Saturday, March 12, 2011

Yes indeed

A few years back on Thanksgiving I was watching a PBS documentary about Charles Shulz the creator of peanuts. I've forgotten the exact quote but he said something like 'When someone says 'I feel like Charlie Brown today.' you know what that means.' I thought that was fascinating. Because godamnit I do know what that means and how that feels. To wake up just feeling alienated and isolated and just plain fucking bummed out and you just don't know why. I remember in the documentary too how they talked about how Shulz himself was a very depressed inward kind of person. And how he pored his heart and soul into that comic strip. And how after he died he wouldn't let anyone else take over for him. And god bless him for it, I say. Because that strip was his work and he felt very personally about it. And he continued to draw it up until his death. And the football the Charlie brown tries to kick every time only to have it taken away by Lucy. How he talked about how he couldn't let him kick that football. That football represents something I think. Although i'm not sure what. That one thing that we are all striving for that somehow gets away from us. That demon we are chasing that always seems to elude us.

Tuesday, March 8, 2011

Ok! Time to wake up!

Carter walked slowly through the sun drenched village wary of everything around him. It was midday and the sun was at its zenith and the sun had slowed down to a standstill. Everything was quiet except the soft breathing of a gentle breeze.
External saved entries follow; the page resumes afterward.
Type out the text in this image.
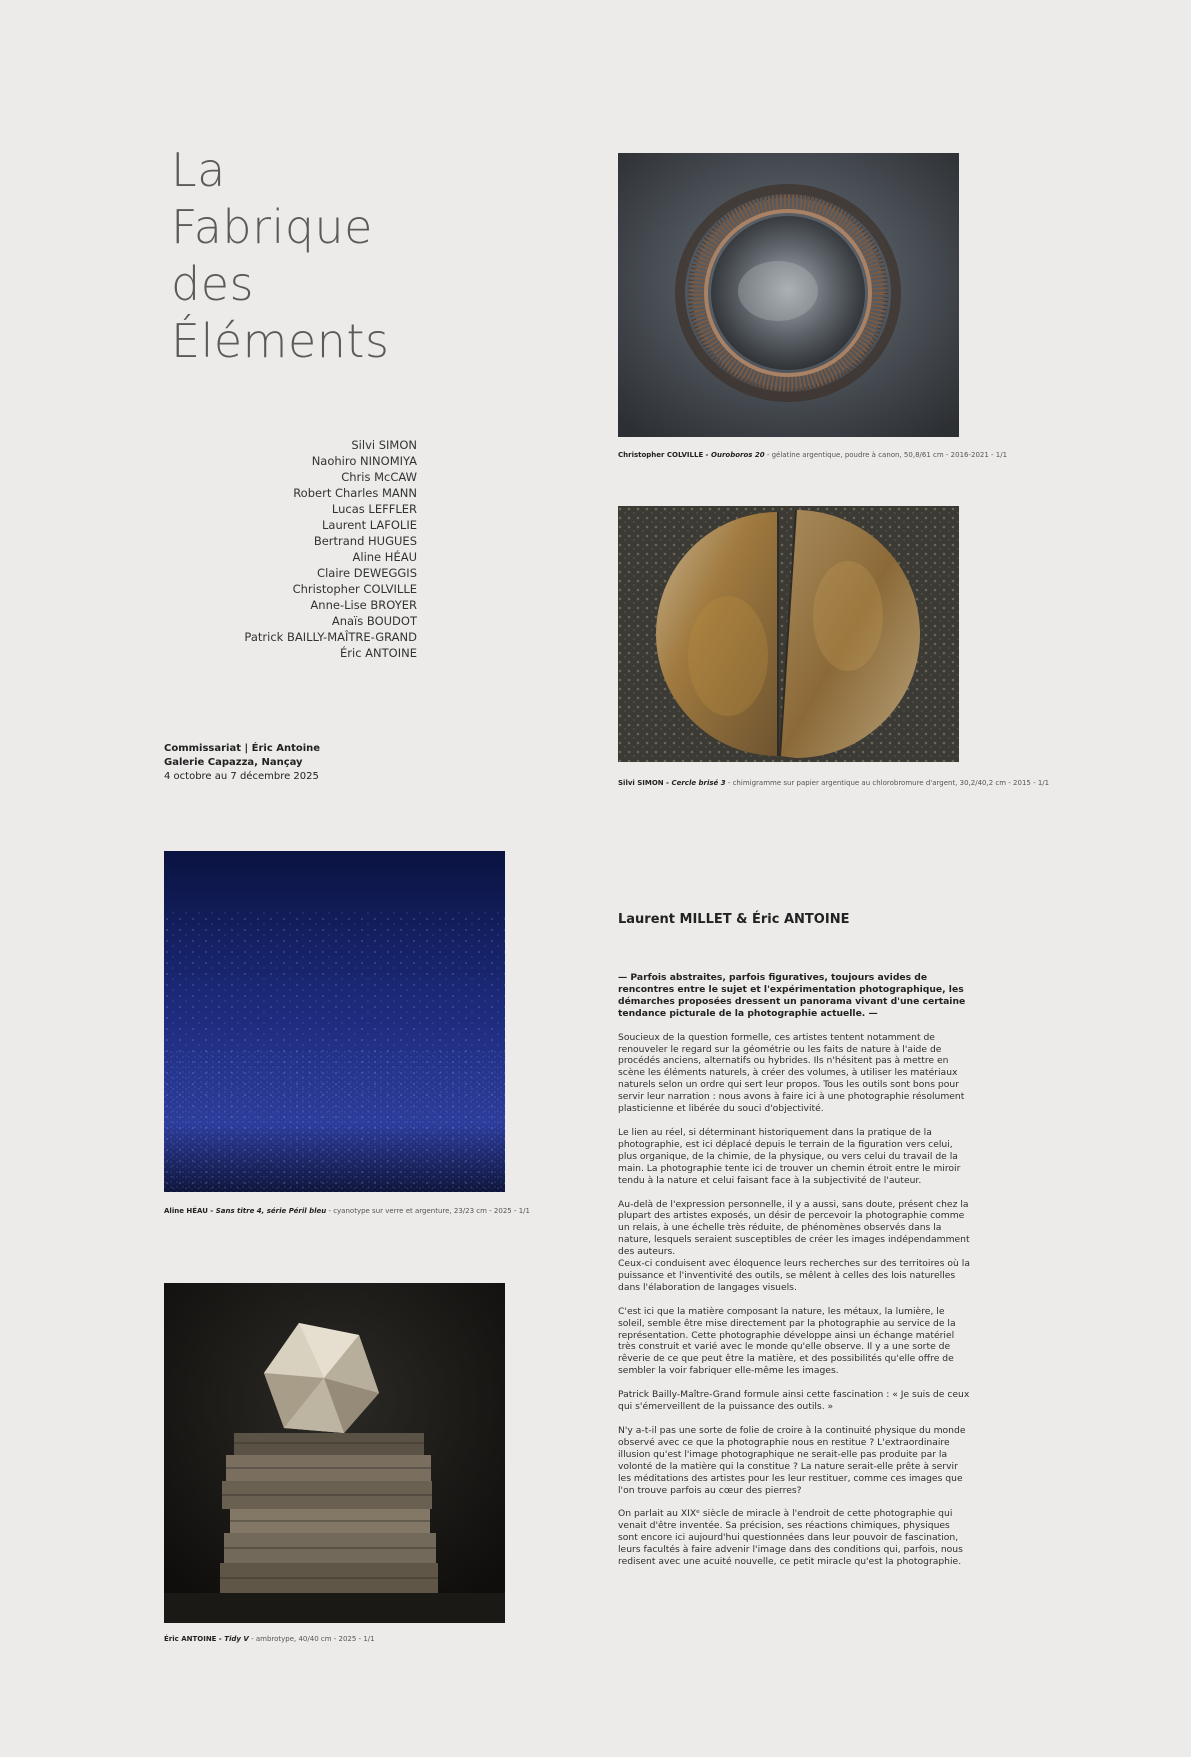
La
Fabrique
des
Éléments
Silvi SIMON
Naohiro NINOMIYA
Chris McCAW
Robert Charles MANN
Lucas LEFFLER
Laurent LAFOLIE
Bertrand HUGUES
Aline HÉAU
Claire DEWEGGIS
Christopher COLVILLE
Anne-Lise BROYER
Anaïs BOUDOT
Patrick BAILLY-MAÎTRE-GRAND
Éric ANTOINE
Commissariat | Éric Antoine
Galerie Capazza, Nançay
4 octobre au 7 décembre 2025
Christopher COLVILLE - Ouroboros 20 - gélatine argentique, poudre à canon, 50,8/61 cm - 2016-2021 - 1/1
Silvi SIMON - Cercle brisé 3 - chimigramme sur papier argentique au chlorobromure d'argent, 30,2/40,2 cm - 2015 - 1/1
Aline HÉAU - Sans titre 4, série Péril bleu - cyanotype sur verre et argenture, 23/23 cm - 2025 - 1/1
Éric ANTOINE - Tidy V - ambrotype, 40/40 cm - 2025 - 1/1
Laurent MILLET & Éric ANTOINE

— Parfois abstraites, parfois figuratives, toujours avides de rencontres entre le sujet et l'expérimentation photographique, les démarches proposées dressent un panorama vivant d'une certaine tendance picturale de la photographie actuelle. —

Soucieux de la question formelle, ces artistes tentent notamment de renouveler le regard sur la géométrie ou les faits de nature à l'aide de procédés anciens, alternatifs ou hybrides. Ils n'hésitent pas à mettre en scène les éléments naturels, à créer des volumes, à utiliser les matériaux naturels selon un ordre qui sert leur propos. Tous les outils sont bons pour servir leur narration : nous avons à faire ici à une photographie résolument plasticienne et libérée du souci d'objectivité.

Le lien au réel, si déterminant historiquement dans la pratique de la photographie, est ici déplacé depuis le terrain de la figuration vers celui, plus organique, de la chimie, de la physique, ou vers celui du travail de la main. La photographie tente ici de trouver un chemin étroit entre le miroir tendu à la nature et celui faisant face à la subjectivité de l'auteur.

Au-delà de l'expression personnelle, il y a aussi, sans doute, présent chez la plupart des artistes exposés, un désir de percevoir la photographie comme un relais, à une échelle très réduite, de phénomènes observés dans la nature, lesquels seraient susceptibles de créer les images indépendamment des auteurs.

Ceux-ci conduisent avec éloquence leurs recherches sur des territoires où la puissance et l'inventivité des outils, se mêlent à celles des lois naturelles dans l'élaboration de langages visuels.

C'est ici que la matière composant la nature, les métaux, la lumière, le soleil, semble être mise directement par la photographie au service de la représentation. Cette photographie développe ainsi un échange matériel très construit et varié avec le monde qu'elle observe. Il y a une sorte de rêverie de ce que peut être la matière, et des possibilités qu'elle offre de sembler la voir fabriquer elle-même les images.

Patrick Bailly-Maître-Grand formule ainsi cette fascination : « Je suis de ceux qui s'émerveillent de la puissance des outils. »

N'y a-t-il pas une sorte de folie de croire à la continuité physique du monde observé avec ce que la photographie nous en restitue ? L'extraordinaire illusion qu'est l'image photographique ne serait-elle pas produite par la volonté de la matière qui la constitue ? La nature serait-elle prête à servir les méditations des artistes pour les leur restituer, comme ces images que l'on trouve parfois au cœur des pierres?

On parlait au XIXᵉ siècle de miracle à l'endroit de cette photographie qui venait d'être inventée. Sa précision, ses réactions chimiques, physiques sont encore ici aujourd'hui questionnées dans leur pouvoir de fascination, leurs facultés à faire advenir l'image dans des conditions qui, parfois, nous redisent avec une acuité nouvelle, ce petit miracle qu'est la photographie.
Carter could see why the people of the village shut down at this time, the temperature had topped 100 degrees. It couldn't even be called heat in his mind, it was more like a malevolent force bent on people misery. Still carter had acclimated himself to most climates so he endured it as best he could. When he had been in Vietnam he had seen many of his colleagues felled with heatstroke and sunburn he had remained unscathed. He looked around the village. It was of modest size with stucco buildings and architecture that had likely been there for ages. It was unfortunate that the people of the country had been ill-formed and chosen the wrong person as they're leader. They weren't really to blame as they had no way of knowing. General Mustafa was a charismatic man who was genuinely concerned about the welfare of his people. His opposition General Aziz was the polar opposite, a lying, corrupt drunk who displayed an obvious disregard to anyone's wellbeing but his own. Even Carter had found him intolerable. But still he was their man, their guy the one who would do what they said. So it was his job to right this wrong, to train and equip a 'resistance' force, to plant stories in the local papers and to make it all seem legitimate. A few old man stood in front of the cafe idly smoking on a hookah. He had tried it a few times and it had always left him was an intense head rush, a few of the time he had suspected that someone had sneaked some hashish in the mix. He over to the cafe keeping a close watch at the two old men who peered back the same.